И для того, чтобы эту войну пройти и победить в ней, надо понимать, кто мы, зачем мы и чего хотим.

И, самое главное, чего, насколько можно судить, и близко нет сейчас, – это понимание должно быть единым для народа и руководства страны, это понимание должно объединять их, а не раскалывать, как сейчас.

Как достичь единства этого понимания?

В первую очередь просвещением, но просвещение власти – в первую очередь ее внятная конструктивная критика.

Если интеллигентная критика не доходит до мозга, – она должна быть нелицеприятной, а если придется, и грубой.

Такой, чтоб дошла.

У Николая Ушакова есть замечательные слова:

Мир не закончен и не точен.
Поставь его на пьедестал
И надавай ему пощёчин,
Чтоб он из глины мыслью стал.

И к руководящему «миру» это правило, на мой взгляд, относится точно так же, как и к миру обычному.

С каждым нужно говорить на доступном ему языке: не на том, на котором вам приятно вести беседу, а на том, который воспринимает (или который вынужден воспринимать) Ваш собеседник.
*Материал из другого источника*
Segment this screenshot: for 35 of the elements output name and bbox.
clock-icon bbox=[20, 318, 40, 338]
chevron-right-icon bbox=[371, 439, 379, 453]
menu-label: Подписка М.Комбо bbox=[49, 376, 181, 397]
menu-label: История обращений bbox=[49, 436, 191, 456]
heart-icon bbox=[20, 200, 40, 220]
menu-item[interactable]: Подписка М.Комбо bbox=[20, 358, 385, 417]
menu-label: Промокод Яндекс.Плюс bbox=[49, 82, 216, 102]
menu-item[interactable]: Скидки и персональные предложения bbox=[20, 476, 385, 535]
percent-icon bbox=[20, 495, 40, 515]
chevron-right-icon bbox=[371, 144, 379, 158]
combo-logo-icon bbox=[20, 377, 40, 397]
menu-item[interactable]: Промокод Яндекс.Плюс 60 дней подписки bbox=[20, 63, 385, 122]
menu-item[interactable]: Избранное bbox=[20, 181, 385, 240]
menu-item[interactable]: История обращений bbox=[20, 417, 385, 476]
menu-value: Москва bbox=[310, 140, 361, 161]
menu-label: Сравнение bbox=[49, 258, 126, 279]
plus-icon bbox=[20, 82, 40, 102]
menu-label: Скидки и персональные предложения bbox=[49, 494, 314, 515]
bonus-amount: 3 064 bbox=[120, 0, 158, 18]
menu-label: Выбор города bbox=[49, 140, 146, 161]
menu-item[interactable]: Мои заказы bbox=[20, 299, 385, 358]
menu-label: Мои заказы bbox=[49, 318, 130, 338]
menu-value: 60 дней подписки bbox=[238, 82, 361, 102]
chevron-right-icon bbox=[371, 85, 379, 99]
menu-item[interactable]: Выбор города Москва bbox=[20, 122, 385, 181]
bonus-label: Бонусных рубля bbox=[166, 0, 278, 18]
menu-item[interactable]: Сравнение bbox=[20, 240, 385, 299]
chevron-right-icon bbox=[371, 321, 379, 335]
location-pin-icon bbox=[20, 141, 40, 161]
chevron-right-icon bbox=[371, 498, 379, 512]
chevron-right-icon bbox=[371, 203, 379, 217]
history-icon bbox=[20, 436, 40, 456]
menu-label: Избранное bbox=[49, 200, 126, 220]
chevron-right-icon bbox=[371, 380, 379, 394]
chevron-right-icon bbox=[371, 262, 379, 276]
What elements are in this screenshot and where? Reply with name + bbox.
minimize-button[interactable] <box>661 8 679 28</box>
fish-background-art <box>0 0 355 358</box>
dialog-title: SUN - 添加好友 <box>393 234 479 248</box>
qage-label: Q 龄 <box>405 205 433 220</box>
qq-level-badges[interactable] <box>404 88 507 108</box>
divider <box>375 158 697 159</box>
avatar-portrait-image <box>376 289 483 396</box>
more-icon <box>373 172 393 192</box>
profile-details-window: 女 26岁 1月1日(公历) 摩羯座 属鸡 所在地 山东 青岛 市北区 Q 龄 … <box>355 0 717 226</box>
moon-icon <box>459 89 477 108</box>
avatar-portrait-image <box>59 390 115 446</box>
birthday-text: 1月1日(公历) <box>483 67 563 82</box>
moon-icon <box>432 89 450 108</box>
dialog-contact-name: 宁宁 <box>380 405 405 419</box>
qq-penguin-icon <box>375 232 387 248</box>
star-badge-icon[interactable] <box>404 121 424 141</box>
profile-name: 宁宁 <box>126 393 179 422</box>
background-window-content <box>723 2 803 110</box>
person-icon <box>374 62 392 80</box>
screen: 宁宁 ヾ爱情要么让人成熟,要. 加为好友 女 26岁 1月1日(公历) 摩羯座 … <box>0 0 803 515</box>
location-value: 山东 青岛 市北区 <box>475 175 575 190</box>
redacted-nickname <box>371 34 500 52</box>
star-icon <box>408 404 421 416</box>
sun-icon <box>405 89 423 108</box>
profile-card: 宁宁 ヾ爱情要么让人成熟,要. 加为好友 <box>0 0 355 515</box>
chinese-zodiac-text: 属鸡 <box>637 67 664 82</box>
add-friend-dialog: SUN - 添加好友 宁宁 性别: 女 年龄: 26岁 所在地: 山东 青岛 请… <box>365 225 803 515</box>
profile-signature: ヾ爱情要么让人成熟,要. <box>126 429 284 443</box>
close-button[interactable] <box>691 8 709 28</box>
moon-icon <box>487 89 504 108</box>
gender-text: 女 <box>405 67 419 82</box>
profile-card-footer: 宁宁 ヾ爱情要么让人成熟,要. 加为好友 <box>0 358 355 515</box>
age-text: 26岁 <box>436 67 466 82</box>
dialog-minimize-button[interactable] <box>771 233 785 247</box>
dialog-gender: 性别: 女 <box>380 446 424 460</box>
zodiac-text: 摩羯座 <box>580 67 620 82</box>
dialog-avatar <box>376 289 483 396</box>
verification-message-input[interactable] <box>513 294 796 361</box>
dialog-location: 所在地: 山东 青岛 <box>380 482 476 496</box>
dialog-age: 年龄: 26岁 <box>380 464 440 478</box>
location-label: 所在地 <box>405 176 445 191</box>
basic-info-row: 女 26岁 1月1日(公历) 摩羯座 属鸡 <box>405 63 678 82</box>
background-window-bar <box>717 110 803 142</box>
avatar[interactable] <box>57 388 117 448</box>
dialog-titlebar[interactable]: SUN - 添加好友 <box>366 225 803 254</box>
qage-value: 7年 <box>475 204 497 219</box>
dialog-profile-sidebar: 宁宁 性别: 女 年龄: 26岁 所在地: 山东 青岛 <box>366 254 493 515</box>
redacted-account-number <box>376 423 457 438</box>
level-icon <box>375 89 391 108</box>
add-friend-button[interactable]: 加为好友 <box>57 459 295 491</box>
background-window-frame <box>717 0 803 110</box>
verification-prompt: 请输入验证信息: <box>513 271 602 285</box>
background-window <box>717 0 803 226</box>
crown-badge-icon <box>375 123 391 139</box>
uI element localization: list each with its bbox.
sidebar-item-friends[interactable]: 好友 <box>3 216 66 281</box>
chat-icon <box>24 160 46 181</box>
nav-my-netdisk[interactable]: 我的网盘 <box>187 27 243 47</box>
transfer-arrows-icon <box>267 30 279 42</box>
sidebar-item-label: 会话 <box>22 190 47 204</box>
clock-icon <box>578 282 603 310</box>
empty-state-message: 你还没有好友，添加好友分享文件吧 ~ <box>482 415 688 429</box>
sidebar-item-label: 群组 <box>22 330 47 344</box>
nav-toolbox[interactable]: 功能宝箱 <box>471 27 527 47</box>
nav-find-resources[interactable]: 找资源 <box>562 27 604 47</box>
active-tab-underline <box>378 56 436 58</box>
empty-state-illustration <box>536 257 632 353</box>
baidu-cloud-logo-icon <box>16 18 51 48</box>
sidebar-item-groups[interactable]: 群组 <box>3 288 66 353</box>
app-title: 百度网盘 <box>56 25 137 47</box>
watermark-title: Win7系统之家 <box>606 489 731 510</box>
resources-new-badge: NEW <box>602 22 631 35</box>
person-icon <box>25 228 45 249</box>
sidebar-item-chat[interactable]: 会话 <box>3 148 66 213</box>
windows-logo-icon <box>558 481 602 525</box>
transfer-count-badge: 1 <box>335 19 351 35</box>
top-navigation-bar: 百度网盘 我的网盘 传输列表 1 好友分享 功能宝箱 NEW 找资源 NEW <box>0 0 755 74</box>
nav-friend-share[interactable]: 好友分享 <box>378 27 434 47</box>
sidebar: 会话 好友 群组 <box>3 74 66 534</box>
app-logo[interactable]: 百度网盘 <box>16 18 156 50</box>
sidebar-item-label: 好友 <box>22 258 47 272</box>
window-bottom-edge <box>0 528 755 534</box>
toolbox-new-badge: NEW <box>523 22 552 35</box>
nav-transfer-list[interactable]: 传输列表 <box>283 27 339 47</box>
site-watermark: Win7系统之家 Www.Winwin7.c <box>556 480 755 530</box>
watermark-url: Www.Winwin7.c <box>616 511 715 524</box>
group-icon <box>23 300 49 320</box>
И, как бы ни неприятно было нам говорить с российской бюрократией на воспринимаемом ей языке, – говорить придется, выживать нужно не только Путину, но и всем остальным. Хотя без него в предстоящей нам ситуации системного кризиса, а то и глобальной катастрофы, боюсь, просто не получится.

Летом 1986 года я был на выставке Ильи Сергеевича Глазунова в Манеже и даже прямо с нее ушел в армию. Помимо абсолютно незаслуженно малоизвестного сейчас блокадного ленинградского цикла, очень сильное впечатление произвела картина «Петроградская сторона». Сидит на лавочке пожилой рабочий, седоусый, уже совсем на пенсии, и смотрит через реку на плоды своих трудов, – на стену заводов, на огромную индустриальную цивилизацию. И, с одной стороны, он гордится тем, что это создал, а, с другой – ему очень грустно, потому что жизнь прошла, а он мало жил для себя, живя созданием этой цивилизации для всех.

И очень надеюсь, что, когда-нибудь, лет через пятнадцать, Владимир Владимирович Путин тоже будет сидеть на этой же скамеечке и смотреть на цивилизацию, которую он создал.

И пусть ему тогда будет грустно, но страна будет жива, и мы будем живы, и он тоже будет жив.

И если российскую бюрократию придется принуждать к этому разговором с ней, пусть и законным, но в той форме, который она способна воспринимать, – значит, придется.

Потому что единственная альтернатива, как убедительно показывает нам опыт превращенных в руины стран, от Сомали до Украины, – смерть.

Глава 1. Глобальная трансформация: добро пожаловать в историю!

Глобальный кризис: зачем Россия человечеству?

Современные экономические проблемы – лишь частное выражение системного кризиса человечества, которое меняет весь свой облик.

Главное, как обычно, происходит вне экономики. Это коренное изменение отношений человека как биологического вида и как части ноосферы с остальной природой – как неживой, так и, возможно, включающей в себя неощущаемое нами, но включающее нас коллективное сознание (интеграция которого с остальной природой и составляет знаменитую ноосферу Вернадского).

С одной стороны, мы подпадаем под закон сохранения рисков: в замкнутой системе минимизация индивидуальных рисков повышает общесистемные риски – вплоть до слома системы.

Мы видели это на американском фондовом рынке, где система деривативов сделала риски инвесторов в первоклассные корпоративные облигации на порядок более низкими, чем риски эмитентов. Индивидуальные риски были минимизированы, общий потенциал рисков был загнан на системный уровень, и система разрушилась.